The SolSmart bronze rating also brings Perry national recognition for adopting programs and practices that make it faster, easier and cheaper to go solar.

“A SolSmart designation is a signal that Perry is ‘open for solar business,’ helping to attract solar industry investment and generate economic development and local jobs,” said Perry City Administrator Sven Peterson. “This is all part of the city’s long-term initiative to become more sustainable through advancing opportunities for job growth and healthy living in the local economy.”

Peterson said Perry is punching above its weight with the SolSmart award when compared with other cities in the program, such as Austin, Texas, Kansas City, Mo., Santa Monica, Calif., and Denver, Colo. He said the bronze designation helps to make solar installation a more attractive and affordable option for Perry homes and businesses by lowering cost and removing barriers to setting up solar systems.

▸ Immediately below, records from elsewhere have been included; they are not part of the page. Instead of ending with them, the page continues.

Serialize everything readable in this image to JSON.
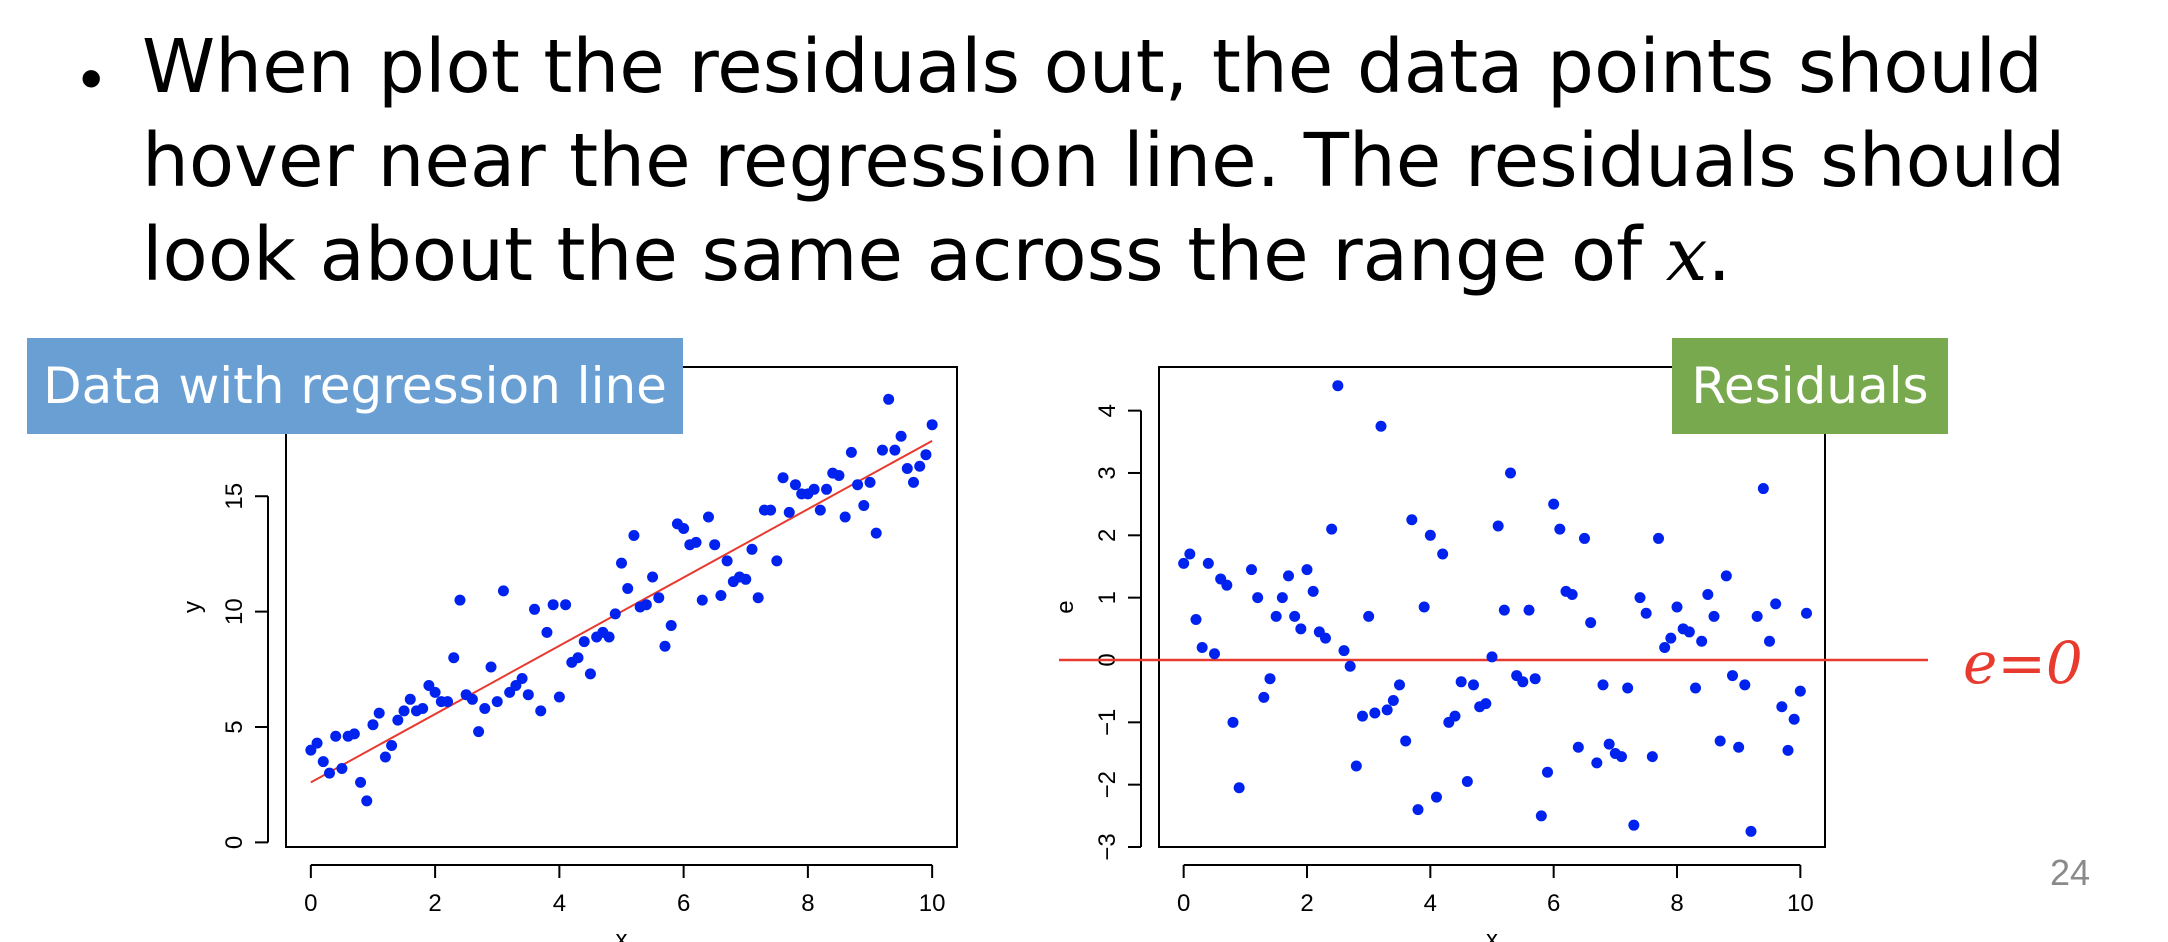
{
  "slide": {
    "bullet_text": "When plot the residuals out, the data points should hover near the regression line. The residuals should look about the same across the range of ",
    "bullet_var": "x",
    "bullet_end": ".",
    "label_left": "Data with regression line",
    "label_right": "Residuals",
    "annotation": "e=0",
    "page_number": "24",
    "colors": {
      "label_left_bg": "#6a9fd4",
      "label_right_bg": "#78a94f",
      "points": "#0022ee",
      "line": "#e83a2e",
      "annotation": "#e83a2e"
    }
  },
  "chart_data": [
    {
      "type": "scatter",
      "title": "",
      "xlabel": "x",
      "ylabel": "y",
      "xlim": [
        -0.4,
        10.4
      ],
      "ylim": [
        -0.2,
        20.6
      ],
      "xticks": [
        "0",
        "2",
        "4",
        "6",
        "8",
        "10"
      ],
      "yticks": [
        "0",
        "5",
        "10",
        "15"
      ],
      "regression_line": {
        "x": [
          0,
          10
        ],
        "y": [
          2.6,
          17.4
        ]
      },
      "points": [
        [
          0.0,
          4.0
        ],
        [
          0.1,
          4.3
        ],
        [
          0.2,
          3.5
        ],
        [
          0.3,
          3.0
        ],
        [
          0.4,
          4.6
        ],
        [
          0.5,
          3.2
        ],
        [
          0.6,
          4.6
        ],
        [
          0.7,
          4.7
        ],
        [
          0.8,
          2.6
        ],
        [
          0.9,
          1.8
        ],
        [
          1.0,
          5.1
        ],
        [
          1.1,
          5.6
        ],
        [
          1.2,
          3.7
        ],
        [
          1.3,
          4.2
        ],
        [
          1.4,
          5.3
        ],
        [
          1.5,
          5.7
        ],
        [
          1.6,
          6.2
        ],
        [
          1.7,
          5.7
        ],
        [
          1.8,
          5.8
        ],
        [
          1.9,
          6.8
        ],
        [
          2.0,
          6.5
        ],
        [
          2.1,
          6.1
        ],
        [
          2.2,
          6.1
        ],
        [
          2.3,
          8.0
        ],
        [
          2.4,
          10.5
        ],
        [
          2.5,
          6.4
        ],
        [
          2.6,
          6.2
        ],
        [
          2.7,
          4.8
        ],
        [
          2.8,
          5.8
        ],
        [
          2.9,
          7.6
        ],
        [
          3.0,
          6.1
        ],
        [
          3.1,
          10.9
        ],
        [
          3.2,
          6.5
        ],
        [
          3.3,
          6.8
        ],
        [
          3.4,
          7.1
        ],
        [
          3.5,
          6.4
        ],
        [
          3.6,
          10.1
        ],
        [
          3.7,
          5.7
        ],
        [
          3.8,
          9.1
        ],
        [
          3.9,
          10.3
        ],
        [
          4.0,
          6.3
        ],
        [
          4.1,
          10.3
        ],
        [
          4.2,
          7.8
        ],
        [
          4.3,
          8.0
        ],
        [
          4.4,
          8.7
        ],
        [
          4.5,
          7.3
        ],
        [
          4.6,
          8.9
        ],
        [
          4.7,
          9.1
        ],
        [
          4.8,
          8.9
        ],
        [
          4.9,
          9.9
        ],
        [
          5.0,
          12.1
        ],
        [
          5.1,
          11.0
        ],
        [
          5.2,
          13.3
        ],
        [
          5.3,
          10.2
        ],
        [
          5.4,
          10.3
        ],
        [
          5.5,
          11.5
        ],
        [
          5.6,
          10.6
        ],
        [
          5.7,
          8.5
        ],
        [
          5.8,
          9.4
        ],
        [
          5.9,
          13.8
        ],
        [
          6.0,
          13.6
        ],
        [
          6.1,
          12.9
        ],
        [
          6.2,
          13.0
        ],
        [
          6.3,
          10.5
        ],
        [
          6.4,
          14.1
        ],
        [
          6.5,
          12.9
        ],
        [
          6.6,
          10.7
        ],
        [
          6.7,
          12.2
        ],
        [
          6.8,
          11.3
        ],
        [
          6.9,
          11.5
        ],
        [
          7.0,
          11.4
        ],
        [
          7.1,
          12.7
        ],
        [
          7.2,
          10.6
        ],
        [
          7.3,
          14.4
        ],
        [
          7.4,
          14.4
        ],
        [
          7.5,
          12.2
        ],
        [
          7.6,
          15.8
        ],
        [
          7.7,
          14.3
        ],
        [
          7.8,
          15.5
        ],
        [
          7.9,
          15.1
        ],
        [
          8.0,
          15.1
        ],
        [
          8.1,
          15.3
        ],
        [
          8.2,
          14.4
        ],
        [
          8.3,
          15.3
        ],
        [
          8.4,
          16.0
        ],
        [
          8.5,
          15.9
        ],
        [
          8.6,
          14.1
        ],
        [
          8.7,
          16.9
        ],
        [
          8.8,
          15.5
        ],
        [
          8.9,
          14.6
        ],
        [
          9.0,
          15.6
        ],
        [
          9.1,
          13.4
        ],
        [
          9.2,
          17.0
        ],
        [
          9.3,
          19.2
        ],
        [
          9.4,
          17.0
        ],
        [
          9.5,
          17.6
        ],
        [
          9.6,
          16.2
        ],
        [
          9.7,
          15.6
        ],
        [
          9.8,
          16.3
        ],
        [
          9.9,
          16.8
        ],
        [
          10.0,
          18.1
        ]
      ]
    },
    {
      "type": "scatter",
      "title": "",
      "xlabel": "x",
      "ylabel": "e",
      "xlim": [
        -0.4,
        10.4
      ],
      "ylim": [
        -3.0,
        4.7
      ],
      "xticks": [
        "0",
        "2",
        "4",
        "6",
        "8",
        "10"
      ],
      "yticks": [
        "−3",
        "−2",
        "−1",
        "0",
        "1",
        "2",
        "3",
        "4"
      ],
      "reference_line": {
        "y": 0
      },
      "points": [
        [
          0.0,
          1.55
        ],
        [
          0.1,
          1.7
        ],
        [
          0.2,
          0.65
        ],
        [
          0.3,
          0.2
        ],
        [
          0.4,
          1.55
        ],
        [
          0.5,
          0.1
        ],
        [
          0.6,
          1.3
        ],
        [
          0.7,
          1.2
        ],
        [
          0.8,
          -1.0
        ],
        [
          0.9,
          -2.05
        ],
        [
          1.1,
          1.45
        ],
        [
          1.2,
          1.0
        ],
        [
          1.3,
          -0.6
        ],
        [
          1.4,
          -0.3
        ],
        [
          1.5,
          0.7
        ],
        [
          1.6,
          1.0
        ],
        [
          1.7,
          1.35
        ],
        [
          1.8,
          0.7
        ],
        [
          1.9,
          0.5
        ],
        [
          2.0,
          1.45
        ],
        [
          2.1,
          1.1
        ],
        [
          2.2,
          0.45
        ],
        [
          2.3,
          0.35
        ],
        [
          2.4,
          2.1
        ],
        [
          2.5,
          4.4
        ],
        [
          2.6,
          0.15
        ],
        [
          2.7,
          -0.1
        ],
        [
          2.8,
          -1.7
        ],
        [
          2.9,
          -0.9
        ],
        [
          3.0,
          0.7
        ],
        [
          3.1,
          -0.85
        ],
        [
          3.2,
          3.75
        ],
        [
          3.3,
          -0.8
        ],
        [
          3.4,
          -0.65
        ],
        [
          3.5,
          -0.4
        ],
        [
          3.6,
          -1.3
        ],
        [
          3.7,
          2.25
        ],
        [
          3.8,
          -2.4
        ],
        [
          3.9,
          0.85
        ],
        [
          4.0,
          2.0
        ],
        [
          4.1,
          -2.2
        ],
        [
          4.2,
          1.7
        ],
        [
          4.3,
          -1.0
        ],
        [
          4.4,
          -0.9
        ],
        [
          4.5,
          -0.35
        ],
        [
          4.6,
          -1.95
        ],
        [
          4.7,
          -0.4
        ],
        [
          4.8,
          -0.75
        ],
        [
          4.9,
          -0.7
        ],
        [
          5.0,
          0.05
        ],
        [
          5.1,
          2.15
        ],
        [
          5.2,
          0.8
        ],
        [
          5.3,
          3.0
        ],
        [
          5.4,
          -0.25
        ],
        [
          5.5,
          -0.35
        ],
        [
          5.6,
          0.8
        ],
        [
          5.7,
          -0.3
        ],
        [
          5.8,
          -2.5
        ],
        [
          5.9,
          -1.8
        ],
        [
          6.0,
          2.5
        ],
        [
          6.1,
          2.1
        ],
        [
          6.2,
          1.1
        ],
        [
          6.3,
          1.05
        ],
        [
          6.4,
          -1.4
        ],
        [
          6.5,
          1.95
        ],
        [
          6.6,
          0.6
        ],
        [
          6.7,
          -1.65
        ],
        [
          6.8,
          -0.4
        ],
        [
          6.9,
          -1.35
        ],
        [
          7.0,
          -1.5
        ],
        [
          7.1,
          -1.55
        ],
        [
          7.2,
          -0.45
        ],
        [
          7.3,
          -2.65
        ],
        [
          7.4,
          1.0
        ],
        [
          7.5,
          0.75
        ],
        [
          7.6,
          -1.55
        ],
        [
          7.7,
          1.95
        ],
        [
          7.8,
          0.2
        ],
        [
          7.9,
          0.35
        ],
        [
          8.0,
          0.85
        ],
        [
          8.1,
          0.5
        ],
        [
          8.2,
          0.45
        ],
        [
          8.3,
          -0.45
        ],
        [
          8.4,
          0.3
        ],
        [
          8.5,
          1.05
        ],
        [
          8.6,
          0.7
        ],
        [
          8.7,
          -1.3
        ],
        [
          8.8,
          1.35
        ],
        [
          8.9,
          -0.25
        ],
        [
          9.0,
          -1.4
        ],
        [
          9.1,
          -0.4
        ],
        [
          9.2,
          -2.75
        ],
        [
          9.3,
          0.7
        ],
        [
          9.4,
          2.75
        ],
        [
          9.5,
          0.3
        ],
        [
          9.6,
          0.9
        ],
        [
          9.7,
          -0.75
        ],
        [
          9.8,
          -1.45
        ],
        [
          9.9,
          -0.95
        ],
        [
          10.0,
          -0.5
        ],
        [
          10.1,
          0.75
        ]
      ]
    }
  ]
}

Perry earned the bronze rating in part by adopted a green building code for new house construction, which includes a streamlined permit process and low permit application fees for solar building, Peterson said.

“The City has set an example locally by installing a solar array on our Farmers’ Market Building at the Raccoon River Valley Trailhead complex,” Peterson said. “This array powers our Farmers Market vendors, our Parks and Rec maintenance building and an electric utility vehicle that is used in our parks.”

Butch Niebuhr, longtime Perry city administrator and now a consultant with Bolton and Menk, accepted the award on behalf of Perry at the Pittsburgh conference.

“The City of Perry is very proud if its Caboose Park and Farmers Market photovoltaic solar installation,” Niebuhr said, “which offsets electricity costs for market vendors as well as for the Parks and Recreation Department. This solar installation was banking enough solar credits because of a net metering tariff that the city could start using an all-electric John Deere Gator for Parks and Recreation maintenance activities that effectively recharges using electricity produced from the solar array.”

As a bronze designee, Perry now has the opportunity earn additional points to qualify as silver or gold in the DOE program. The SolSmart program also brings Perry no-cost technical assistance from a nationwide team of solar-energy experts in order to help the city achieve further solar goals.

Niebuhr said Perry aims to increase the energy efficiency improvements at city facilities and “has a grand vision to provide PV solar to all their facilities, effectively making the city government facilities net zero in terms of electrical energy from the grid.”

In order to achieve the bronze, silver or gold designations, cities and counties take steps to reduce solar “soft costs,” which are non-hardware costs that can increase the time and money it takes to install a solar energy system. Examples of soft costs include planning and zoning, permitting, financing, customer acquisition and installation labor.

Soft costs now represent roughly two-thirds of the total price of an installed residential system, according to solar industry estimates. Reducing these costs can lead to savings that are passed on to consumers.